Schon zuvor hatte Habeck die "Bräsigkeit" deutscher Behörden beklagt, was die Genehmigungsverfahren rund um neue Infrastrukturen angeht. Der Bund hat mehrere schwimmende LNG-Terminals gechartert - ohne, dass es die entsprechenden Häfen schon gibt. In Wilhelmshaven soll deshalb in Windeseile ein Liegeplatz samt Gasleitung für das erste der Schiffe, die Hoegh Esperanza, entstehen. Sie könnte von Ende des Jahres an jährlich rund acht Milliarden Kubikmeter Erdgas ins Netz einspeisen, knapp zehn Prozent des hiesigen Verbrauchs. Am Mittwoch ist die Esperanza (zu Deutsch: Hoffnung) im US-Bundesstaat Louisiana aufgebrochen, derzeit kreuzt sie mit 16 Knoten aus dem Golf von Mexiko heraus. Jetzt müssen nur noch die Arbeiten an Land einen Zahn zulegen, nebst den zuständigen Behörden.

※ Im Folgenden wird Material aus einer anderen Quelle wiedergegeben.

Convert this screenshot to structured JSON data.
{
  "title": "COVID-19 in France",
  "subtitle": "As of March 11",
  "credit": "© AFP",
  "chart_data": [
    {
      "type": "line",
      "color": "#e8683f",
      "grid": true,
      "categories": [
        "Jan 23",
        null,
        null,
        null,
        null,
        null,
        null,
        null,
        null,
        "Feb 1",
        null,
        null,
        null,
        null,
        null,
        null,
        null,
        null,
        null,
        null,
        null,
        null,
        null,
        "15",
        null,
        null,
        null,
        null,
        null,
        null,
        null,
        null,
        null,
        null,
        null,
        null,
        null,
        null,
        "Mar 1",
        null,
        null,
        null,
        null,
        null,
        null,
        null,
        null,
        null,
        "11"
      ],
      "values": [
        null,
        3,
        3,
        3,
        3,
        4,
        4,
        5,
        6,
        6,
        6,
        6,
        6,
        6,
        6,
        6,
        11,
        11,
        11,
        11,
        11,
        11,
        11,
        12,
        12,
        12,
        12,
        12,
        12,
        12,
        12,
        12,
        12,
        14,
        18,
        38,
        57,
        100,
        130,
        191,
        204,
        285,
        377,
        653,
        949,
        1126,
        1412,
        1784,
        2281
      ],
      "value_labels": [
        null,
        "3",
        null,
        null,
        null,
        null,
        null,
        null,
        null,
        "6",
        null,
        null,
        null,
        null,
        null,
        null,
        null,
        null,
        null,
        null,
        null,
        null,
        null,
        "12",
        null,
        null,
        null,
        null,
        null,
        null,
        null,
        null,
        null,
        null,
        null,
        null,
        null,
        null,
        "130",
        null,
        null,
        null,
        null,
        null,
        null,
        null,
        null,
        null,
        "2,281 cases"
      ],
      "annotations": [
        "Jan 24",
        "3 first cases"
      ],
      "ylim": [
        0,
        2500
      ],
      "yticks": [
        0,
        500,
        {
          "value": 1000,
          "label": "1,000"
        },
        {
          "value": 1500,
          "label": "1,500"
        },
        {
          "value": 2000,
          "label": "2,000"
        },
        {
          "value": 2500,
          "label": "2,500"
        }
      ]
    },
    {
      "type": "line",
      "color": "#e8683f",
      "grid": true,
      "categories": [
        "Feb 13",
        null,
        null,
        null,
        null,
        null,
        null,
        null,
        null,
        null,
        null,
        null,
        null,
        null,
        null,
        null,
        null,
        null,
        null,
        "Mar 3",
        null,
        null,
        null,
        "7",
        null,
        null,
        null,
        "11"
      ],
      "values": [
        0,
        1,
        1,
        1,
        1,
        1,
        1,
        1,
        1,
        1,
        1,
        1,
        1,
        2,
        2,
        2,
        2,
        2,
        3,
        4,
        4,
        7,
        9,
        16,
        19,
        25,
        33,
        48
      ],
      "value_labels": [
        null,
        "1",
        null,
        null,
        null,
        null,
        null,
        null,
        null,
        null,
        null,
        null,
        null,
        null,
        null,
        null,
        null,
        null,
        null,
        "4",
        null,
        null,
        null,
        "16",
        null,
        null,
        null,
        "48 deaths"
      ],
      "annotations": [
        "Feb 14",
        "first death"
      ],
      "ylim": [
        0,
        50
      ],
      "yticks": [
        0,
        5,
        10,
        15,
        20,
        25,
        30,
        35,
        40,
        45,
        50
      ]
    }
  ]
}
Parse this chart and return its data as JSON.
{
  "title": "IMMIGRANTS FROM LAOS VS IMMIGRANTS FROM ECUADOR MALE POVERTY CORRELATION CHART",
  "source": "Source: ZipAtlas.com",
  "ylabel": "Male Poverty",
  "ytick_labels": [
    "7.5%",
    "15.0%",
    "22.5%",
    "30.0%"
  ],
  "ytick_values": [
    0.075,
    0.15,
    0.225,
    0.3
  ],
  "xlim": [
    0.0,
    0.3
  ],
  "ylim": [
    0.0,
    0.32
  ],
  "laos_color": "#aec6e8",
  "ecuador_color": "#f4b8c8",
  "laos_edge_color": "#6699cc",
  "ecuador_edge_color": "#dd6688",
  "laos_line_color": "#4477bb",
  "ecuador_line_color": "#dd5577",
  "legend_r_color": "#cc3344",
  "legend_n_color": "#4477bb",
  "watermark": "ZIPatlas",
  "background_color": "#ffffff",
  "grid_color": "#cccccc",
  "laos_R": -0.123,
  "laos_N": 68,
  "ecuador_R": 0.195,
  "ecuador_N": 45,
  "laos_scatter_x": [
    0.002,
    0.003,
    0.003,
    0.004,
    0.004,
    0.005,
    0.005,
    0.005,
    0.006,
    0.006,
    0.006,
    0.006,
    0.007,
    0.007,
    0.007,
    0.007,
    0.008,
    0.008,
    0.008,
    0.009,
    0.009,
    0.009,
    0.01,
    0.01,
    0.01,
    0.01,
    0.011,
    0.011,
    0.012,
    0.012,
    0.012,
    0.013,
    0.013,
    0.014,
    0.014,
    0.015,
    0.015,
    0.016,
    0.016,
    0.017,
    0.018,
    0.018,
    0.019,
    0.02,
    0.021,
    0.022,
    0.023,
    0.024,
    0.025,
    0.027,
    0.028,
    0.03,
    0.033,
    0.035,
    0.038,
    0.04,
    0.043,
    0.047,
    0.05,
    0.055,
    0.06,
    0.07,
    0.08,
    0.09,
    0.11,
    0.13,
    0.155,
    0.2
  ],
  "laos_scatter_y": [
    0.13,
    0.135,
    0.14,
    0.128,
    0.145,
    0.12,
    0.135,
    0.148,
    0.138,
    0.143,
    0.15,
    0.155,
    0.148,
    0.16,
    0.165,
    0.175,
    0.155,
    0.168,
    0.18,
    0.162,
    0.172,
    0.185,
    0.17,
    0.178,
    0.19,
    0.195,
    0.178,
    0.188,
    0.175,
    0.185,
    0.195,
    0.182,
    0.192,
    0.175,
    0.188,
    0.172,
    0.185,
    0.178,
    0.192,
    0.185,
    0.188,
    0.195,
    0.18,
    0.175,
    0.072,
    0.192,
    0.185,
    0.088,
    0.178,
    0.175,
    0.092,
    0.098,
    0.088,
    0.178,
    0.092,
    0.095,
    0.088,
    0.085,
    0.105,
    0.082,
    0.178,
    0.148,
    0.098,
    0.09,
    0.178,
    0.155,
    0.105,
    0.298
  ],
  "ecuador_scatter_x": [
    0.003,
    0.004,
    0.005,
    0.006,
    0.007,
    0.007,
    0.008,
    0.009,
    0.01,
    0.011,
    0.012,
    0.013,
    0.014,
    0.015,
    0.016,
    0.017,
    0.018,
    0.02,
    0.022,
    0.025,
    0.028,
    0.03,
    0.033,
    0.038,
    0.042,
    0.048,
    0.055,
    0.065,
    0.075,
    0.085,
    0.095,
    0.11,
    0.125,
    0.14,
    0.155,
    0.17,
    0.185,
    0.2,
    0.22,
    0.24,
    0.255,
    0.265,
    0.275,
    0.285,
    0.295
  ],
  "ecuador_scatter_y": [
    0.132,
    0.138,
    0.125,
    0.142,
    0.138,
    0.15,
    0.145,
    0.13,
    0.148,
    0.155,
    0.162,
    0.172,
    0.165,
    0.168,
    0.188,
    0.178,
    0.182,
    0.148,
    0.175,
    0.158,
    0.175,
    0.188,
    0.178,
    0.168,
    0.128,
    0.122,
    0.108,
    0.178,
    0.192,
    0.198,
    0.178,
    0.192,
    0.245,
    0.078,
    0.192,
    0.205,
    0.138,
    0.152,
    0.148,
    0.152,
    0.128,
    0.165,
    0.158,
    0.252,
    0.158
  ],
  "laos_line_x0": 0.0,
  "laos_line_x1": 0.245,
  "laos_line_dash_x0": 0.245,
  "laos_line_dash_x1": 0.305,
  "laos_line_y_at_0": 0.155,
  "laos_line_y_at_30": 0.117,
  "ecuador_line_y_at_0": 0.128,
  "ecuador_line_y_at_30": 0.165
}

Habecks Ministerium hat dazu den Entwurf für ein "Beschleunigungsgesetz" vorgelegt, es soll die Genehmigungen für alle neuen Terminals deutlich vereinfachen. Danach sollen "wegen der derzeitig bestehenden Ausnahmesituation" vor allem Vorgaben rund um die Umweltverträglichkeitsprüfung entfallen - im Rahmen dessen, was das Europarecht erlaubt. Auch Aufträge sollen sich schneller vergeben lassen. Das schnellere Verfahren, so erklärt eine Sprecherin Habecks, stehe im Einklang mit dem EU-Recht. "Dort wurde schon antizipiert, dass es Sondersituationen gibt, in denen es schneller gehen muss", sagt sie. "Und dieser Krieg wartet nicht auf uns."

Doch bei Umweltverbänden stößt der Grüne damit auf für ihn ungewohnt harschen Widerstand. "Eine Einladung zur Schlamperei zulasten der Natur" sei das, klagt Jörg-Andreas Krüger, Chef des Naturschutzbundes Nabu. Schließlich seien Nordsee und Wattenmeer "extrem sensible Ökosysteme". Und auch die Umwelthilfe will nicht lockerlassen, trotz der Warnungen des Ministers. Sie hält den Bau neuer fester Terminals ohnehin für überflüssig. "Es fehlt ein Gesamtplan, wo welches Gas herkommen soll", sagt Müller-Kraenner. Stelle sich dabei heraus, dass ein oder zwei schwimmende Terminals nötig seien, "dann werden wir ganz bestimmt nicht vor Gericht ziehen".